Но Оксанка, сказав про овсы, опять замолчала — на целый год. Фрося и так к ней и эдак — молчит. И лишь недавно, когда Василий ввалился в избу в обнимку с «блондинкой», Оксанка посмотрела на него и сказала:
— Смотри, папань, допьешься до чертиков.
— До каких чертиков? — удивился тот.
— До зелененьких.
— А ты откуда знаешь, что они зелененькие? — еще больше удивился отец.
— Знаю, — отрезала Оксанка и снова замолчала.
После этого Фрося стала прямо-таки бояться своей меньшой: что она еще скажет? И когда?
В доме все было чисто убрано — Юленька, как всегда, постаралась.
— Мам, садись есть, — пригласила она, — я овсяный кисель сварила.

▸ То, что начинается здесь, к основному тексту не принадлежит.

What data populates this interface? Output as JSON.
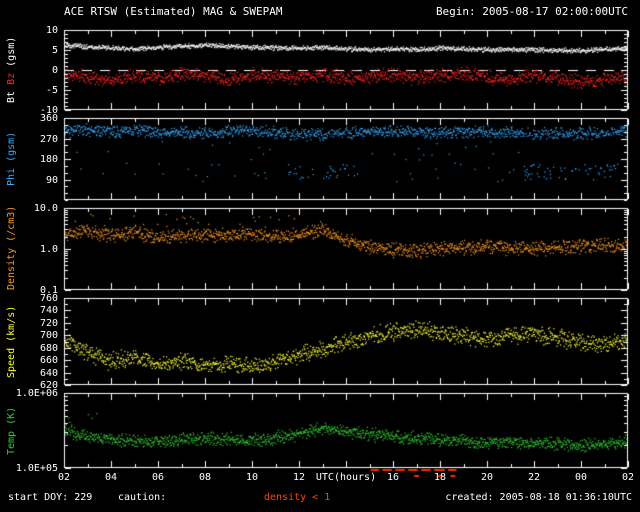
{
  "header": {
    "title": "ACE RTSW (Estimated) MAG & SWEPAM",
    "begin": "Begin: 2005-08-17 02:00:00UTC"
  },
  "footer": {
    "start_doy": "start DOY: 229",
    "caution_label": "caution:",
    "caution_item": "density < 1",
    "created": "created: 2005-08-18 01:36:10UTC"
  },
  "x_axis": {
    "title": "UTC(hours)",
    "title_hour": 14,
    "start_hour": 2,
    "end_hour": 26,
    "major_step": 2,
    "tick_labels": [
      {
        "h": 2,
        "label": "02"
      },
      {
        "h": 4,
        "label": "04"
      },
      {
        "h": 6,
        "label": "06"
      },
      {
        "h": 8,
        "label": "08"
      },
      {
        "h": 10,
        "label": "10"
      },
      {
        "h": 12,
        "label": "12"
      },
      {
        "h": 16,
        "label": "16"
      },
      {
        "h": 18,
        "label": "18"
      },
      {
        "h": 20,
        "label": "20"
      },
      {
        "h": 22,
        "label": "22"
      },
      {
        "h": 24,
        "label": "00"
      },
      {
        "h": 26,
        "label": "02"
      }
    ]
  },
  "caution_marks": {
    "color": "#ff2a00",
    "intervals": [
      [
        15.05,
        15.4
      ],
      [
        15.55,
        15.95
      ],
      [
        16.1,
        16.5
      ],
      [
        16.65,
        17.05
      ],
      [
        17.2,
        17.6
      ],
      [
        17.75,
        18.2
      ],
      [
        18.35,
        18.7
      ]
    ],
    "intervals_secondary": [
      [
        16.9,
        17.1
      ],
      [
        17.9,
        18.1
      ],
      [
        18.45,
        18.65
      ]
    ]
  },
  "chart_data": [
    {
      "name": "mag",
      "type": "scatter",
      "scale": "linear",
      "ylim": [
        -10,
        10
      ],
      "minor_step": 1,
      "zero_dash": true,
      "yticks": [
        {
          "v": 10,
          "label": "10"
        },
        {
          "v": 5,
          "label": "5"
        },
        {
          "v": 0,
          "label": "0"
        },
        {
          "v": -5,
          "label": "-5"
        },
        {
          "v": -10,
          "label": "-10"
        }
      ],
      "ylabel_parts": [
        {
          "text": "Bt",
          "color": "#ffffff"
        },
        {
          "text": "Bz",
          "color": "#ff2222"
        },
        {
          "text": "(gsm)",
          "color": "#ffffff"
        }
      ],
      "series": [
        {
          "name": "Bt",
          "color": "#ffffff",
          "noise": 0.7,
          "anchors": [
            [
              2,
              6.2
            ],
            [
              3,
              5.8
            ],
            [
              4,
              5.5
            ],
            [
              5,
              5.2
            ],
            [
              6,
              5.6
            ],
            [
              7,
              6.0
            ],
            [
              8,
              6.1
            ],
            [
              9,
              5.9
            ],
            [
              10,
              5.6
            ],
            [
              11,
              5.5
            ],
            [
              12,
              5.4
            ],
            [
              13,
              5.6
            ],
            [
              14,
              5.2
            ],
            [
              15,
              5.0
            ],
            [
              16,
              5.3
            ],
            [
              17,
              5.1
            ],
            [
              18,
              5.4
            ],
            [
              19,
              5.2
            ],
            [
              20,
              5.0
            ],
            [
              21,
              5.1
            ],
            [
              22,
              5.0
            ],
            [
              23,
              4.9
            ],
            [
              24,
              4.8
            ],
            [
              25,
              5.2
            ],
            [
              26,
              5.5
            ]
          ]
        },
        {
          "name": "Bz",
          "color": "#ff2222",
          "noise": 2.0,
          "anchors": [
            [
              2,
              -0.8
            ],
            [
              3,
              -1.8
            ],
            [
              4,
              -2.6
            ],
            [
              5,
              -1.4
            ],
            [
              6,
              -2.0
            ],
            [
              7,
              -1.0
            ],
            [
              8,
              -1.6
            ],
            [
              9,
              -2.4
            ],
            [
              10,
              -1.2
            ],
            [
              11,
              -1.6
            ],
            [
              12,
              -2.0
            ],
            [
              13,
              -1.2
            ],
            [
              14,
              -2.0
            ],
            [
              15,
              -1.6
            ],
            [
              16,
              -1.0
            ],
            [
              17,
              -2.0
            ],
            [
              18,
              -1.4
            ],
            [
              19,
              -1.0
            ],
            [
              20,
              -1.8
            ],
            [
              21,
              -2.4
            ],
            [
              22,
              -1.6
            ],
            [
              23,
              -2.0
            ],
            [
              24,
              -3.0
            ],
            [
              25,
              -2.4
            ],
            [
              26,
              -1.8
            ]
          ]
        }
      ]
    },
    {
      "name": "phi",
      "type": "scatter",
      "scale": "linear",
      "ylim": [
        0,
        360
      ],
      "minor_step": 30,
      "yticks": [
        {
          "v": 360,
          "label": "360"
        },
        {
          "v": 270,
          "label": "270"
        },
        {
          "v": 180,
          "label": "180"
        },
        {
          "v": 90,
          "label": "90"
        }
      ],
      "ylabel_parts": [
        {
          "text": "Phi",
          "color": "#33aaff"
        },
        {
          "text": "(gsm)",
          "color": "#33aaff"
        }
      ],
      "series": [
        {
          "name": "Phi",
          "color": "#33aaff",
          "noise": 30,
          "outliers": {
            "prob": 0.05,
            "range": [
              80,
              260
            ],
            "zones": [
              {
                "from": 11.5,
                "to": 14.5,
                "prob": 0.2,
                "range": [
                  85,
                  155
                ]
              },
              {
                "from": 21.5,
                "to": 25.5,
                "prob": 0.2,
                "range": [
                  85,
                  155
                ]
              }
            ]
          },
          "anchors": [
            [
              2,
              300
            ],
            [
              3,
              308
            ],
            [
              4,
              298
            ],
            [
              5,
              305
            ],
            [
              6,
              295
            ],
            [
              7,
              300
            ],
            [
              8,
              290
            ],
            [
              9,
              300
            ],
            [
              10,
              305
            ],
            [
              11,
              295
            ],
            [
              12,
              290
            ],
            [
              13,
              285
            ],
            [
              14,
              295
            ],
            [
              15,
              300
            ],
            [
              16,
              305
            ],
            [
              17,
              300
            ],
            [
              18,
              295
            ],
            [
              19,
              300
            ],
            [
              20,
              298
            ],
            [
              21,
              295
            ],
            [
              22,
              290
            ],
            [
              23,
              295
            ],
            [
              24,
              290
            ],
            [
              25,
              295
            ],
            [
              26,
              300
            ]
          ]
        }
      ]
    },
    {
      "name": "density",
      "type": "scatter",
      "scale": "log",
      "ylim": [
        0.1,
        10
      ],
      "yticks": [
        {
          "v": 10,
          "label": "10.0"
        },
        {
          "v": 1,
          "label": "1.0"
        },
        {
          "v": 0.1,
          "label": "0.1"
        }
      ],
      "ylabel_parts": [
        {
          "text": "Density",
          "color": "#ff9922"
        },
        {
          "text": "(/cm3)",
          "color": "#ff9922"
        }
      ],
      "series": [
        {
          "name": "Density",
          "color": "#ff9922",
          "lognoise": 0.2,
          "outliers": {
            "prob": 0,
            "range": [
              3,
              7
            ],
            "zones": [
              {
                "from": 2,
                "to": 13.5,
                "prob": 0.04,
                "range": [
                  3,
                  7
                ]
              }
            ]
          },
          "anchors": [
            [
              2,
              2.2
            ],
            [
              3,
              2.8
            ],
            [
              4,
              2.2
            ],
            [
              5,
              2.5
            ],
            [
              6,
              1.8
            ],
            [
              7,
              2.0
            ],
            [
              8,
              2.2
            ],
            [
              9,
              2.0
            ],
            [
              10,
              2.4
            ],
            [
              11,
              2.0
            ],
            [
              12,
              2.2
            ],
            [
              13,
              2.9
            ],
            [
              14,
              1.6
            ],
            [
              15,
              1.1
            ],
            [
              16,
              0.95
            ],
            [
              17,
              0.9
            ],
            [
              18,
              1.0
            ],
            [
              19,
              1.05
            ],
            [
              20,
              1.1
            ],
            [
              21,
              1.05
            ],
            [
              22,
              1.0
            ],
            [
              23,
              1.1
            ],
            [
              24,
              1.15
            ],
            [
              25,
              1.2
            ],
            [
              26,
              1.25
            ]
          ]
        }
      ]
    },
    {
      "name": "speed",
      "type": "scatter",
      "scale": "linear",
      "ylim": [
        620,
        760
      ],
      "minor_step": 10,
      "yticks": [
        {
          "v": 760,
          "label": "760"
        },
        {
          "v": 740,
          "label": "740"
        },
        {
          "v": 720,
          "label": "720"
        },
        {
          "v": 700,
          "label": "700"
        },
        {
          "v": 680,
          "label": "680"
        },
        {
          "v": 660,
          "label": "660"
        },
        {
          "v": 640,
          "label": "640"
        },
        {
          "v": 620,
          "label": "620"
        }
      ],
      "ylabel_parts": [
        {
          "text": "Speed",
          "color": "#ffff33"
        },
        {
          "text": "(km/s)",
          "color": "#ffff33"
        }
      ],
      "series": [
        {
          "name": "Speed",
          "color": "#ffff33",
          "noise": 16,
          "anchors": [
            [
              2,
              692
            ],
            [
              3,
              672
            ],
            [
              4,
              658
            ],
            [
              5,
              664
            ],
            [
              6,
              652
            ],
            [
              7,
              660
            ],
            [
              8,
              650
            ],
            [
              9,
              656
            ],
            [
              10,
              648
            ],
            [
              11,
              658
            ],
            [
              12,
              668
            ],
            [
              13,
              678
            ],
            [
              14,
              688
            ],
            [
              15,
              698
            ],
            [
              16,
              706
            ],
            [
              17,
              710
            ],
            [
              18,
              704
            ],
            [
              19,
              698
            ],
            [
              20,
              694
            ],
            [
              21,
              700
            ],
            [
              22,
              702
            ],
            [
              23,
              696
            ],
            [
              24,
              690
            ],
            [
              25,
              686
            ],
            [
              26,
              692
            ]
          ]
        }
      ]
    },
    {
      "name": "temp",
      "type": "scatter",
      "scale": "log",
      "ylim": [
        100000,
        1000000
      ],
      "yticks": [
        {
          "v": 1000000,
          "label": "1.0E+06"
        },
        {
          "v": 100000,
          "label": "1.0E+05"
        }
      ],
      "ylabel_parts": [
        {
          "text": "Temp",
          "color": "#33cc33"
        },
        {
          "text": "(K)",
          "color": "#33cc33"
        }
      ],
      "series": [
        {
          "name": "Temp",
          "color": "#33cc33",
          "lognoise": 0.1,
          "outliers": {
            "prob": 0,
            "range": [
              350000,
              550000
            ],
            "zones": [
              {
                "from": 2,
                "to": 4,
                "prob": 0.05,
                "range": [
                  350000,
                  550000
                ]
              }
            ]
          },
          "anchors": [
            [
              2,
              320000
            ],
            [
              3,
              260000
            ],
            [
              4,
              240000
            ],
            [
              5,
              230000
            ],
            [
              6,
              220000
            ],
            [
              7,
              240000
            ],
            [
              8,
              250000
            ],
            [
              9,
              240000
            ],
            [
              10,
              230000
            ],
            [
              11,
              250000
            ],
            [
              12,
              280000
            ],
            [
              13,
              340000
            ],
            [
              14,
              300000
            ],
            [
              15,
              280000
            ],
            [
              16,
              260000
            ],
            [
              17,
              250000
            ],
            [
              18,
              240000
            ],
            [
              19,
              230000
            ],
            [
              20,
              220000
            ],
            [
              21,
              220000
            ],
            [
              22,
              210000
            ],
            [
              23,
              210000
            ],
            [
              24,
              200000
            ],
            [
              25,
              210000
            ],
            [
              26,
              220000
            ]
          ]
        }
      ]
    }
  ]
}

Фрося оглядела избу, метнула взгляд на печку.
— Отец где?
Гаврош только рукой махнул, дескать, где ему быть — в сельмаге, а Юля разъяснение сделала:
— Гераська Глумной приезжал, вместе на мотоцикле уехали.
— Нашел дружка…
Глумной было прозвищем, а не фамилией, потому что и вправду был он глумным: носился на своем мотоцикле как заведенный и всегда под хмельком. Брат у него работал в районном центре милиционером, вот потому этот Глумной никого и не боялся, летал напролом. Все шофера, кто знал его, сами отворачивали, а кто не знал… Три раза попадал Гераська в аварии, но оставался живым.
— Я везучий, даже не ранетый, — хвастался Глумной и отправлялся покупать новый мотоцикл, — все равно однова живем!